Иван Лазаревич подошел к слону. Тот обнял его хоботом, прижал к себе, долго не отпускал.
— Осторожно, дурачок, ведь радикулит у меня, еле стою, — успокаивал его Иван Лазаревич. — Ну, что за слоновьи нежности такие? Ну, перестань реветь, успокойся, ведь не барышня, не дрожи ты так…
Слон продолжал плакать.
— Ну, вот и я заревел. Красиво это, скажи? Красиво? Стоим ревем, как два дурака! А люди смотрят. Ведь здесь я, здесь, никуда не денусь теперь… Разве ты дашь поболеть по-человечески?.. Ну, что ты меня за ногу хватаешь? Зачем тебе моя нога? Ах, понятно, в пасть хочешь взять… Ну, возьми, возьми, подержи немного, глупая скотина… Что же ты заставляешь меня акробатикой заниматься на старости лет, дурачина ты, простофиля…
Слон подержал в пасти ногу Филатова, потом отпустил ее вложил в пасть руку.
— Ну, хватит. Сколько можно? Обижали тут тебя небось без меня? А?
Слон немного успокоился, начал гладить Ивана Лазаревича хоботом по плечу, обдувать волосы, лицо.
— Мыться сейчас будем. Мыться надо, грязнуля ты эдакий! Ишь, как вывозился! Хуже маленького! И не стыдно? Подсади-ка меня, только осторожно, смотри. Болен я, понимаешь? Слабый еще…

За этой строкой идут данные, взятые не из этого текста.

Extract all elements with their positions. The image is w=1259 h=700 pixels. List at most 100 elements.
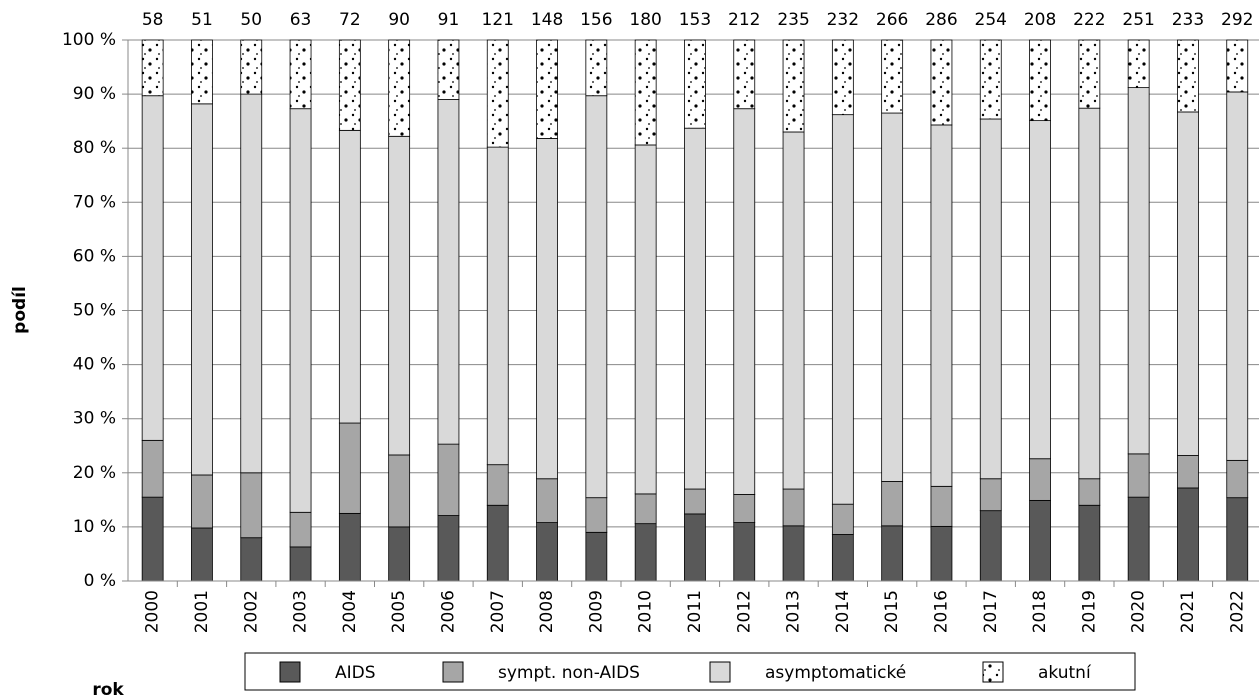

Слон подсадил Ивана Лазаревича к себе на спину, тот принялся его мыть.
— Нет, тут ведром не обойдешься, — сказал Иван Лазаревич. — Отпусти-ка меня. Молодец! Придется сходить за шлангом.
Он направился к конюшне. Слон занервничал, затрубил.
— Сейчас приду, дурачок, не волнуйся! А как вымоешься, обедать будем. Голодовку устроил, сукин ты сын! Разве бунтовать можно? Катар желудка наживешь, — сказал Иван Лазаревич, оборачиваясь, и скрылся в конюшне.
Глазки слона налились кровью. Он заревел злобно, протяжно.
— Боится, что отец не вернется, — сказал Валентин.
Внезапно слон начал вырывать из земли кирпичи и с силой швырять их в сторону артистов.
— Отец! Скорей назад! — крикнул Валентин.
Но было поздно. Один из кирпичей угодил в протез Осинского. Тот громко вскрикнул и от острой боли присел на корточки. Из обрубка закапала кровь…
— Дело нешуточное, — сказал врач. — Работать нельзя. Травма серьезная. И надо же угодить именно в это место. Покой, полный покой.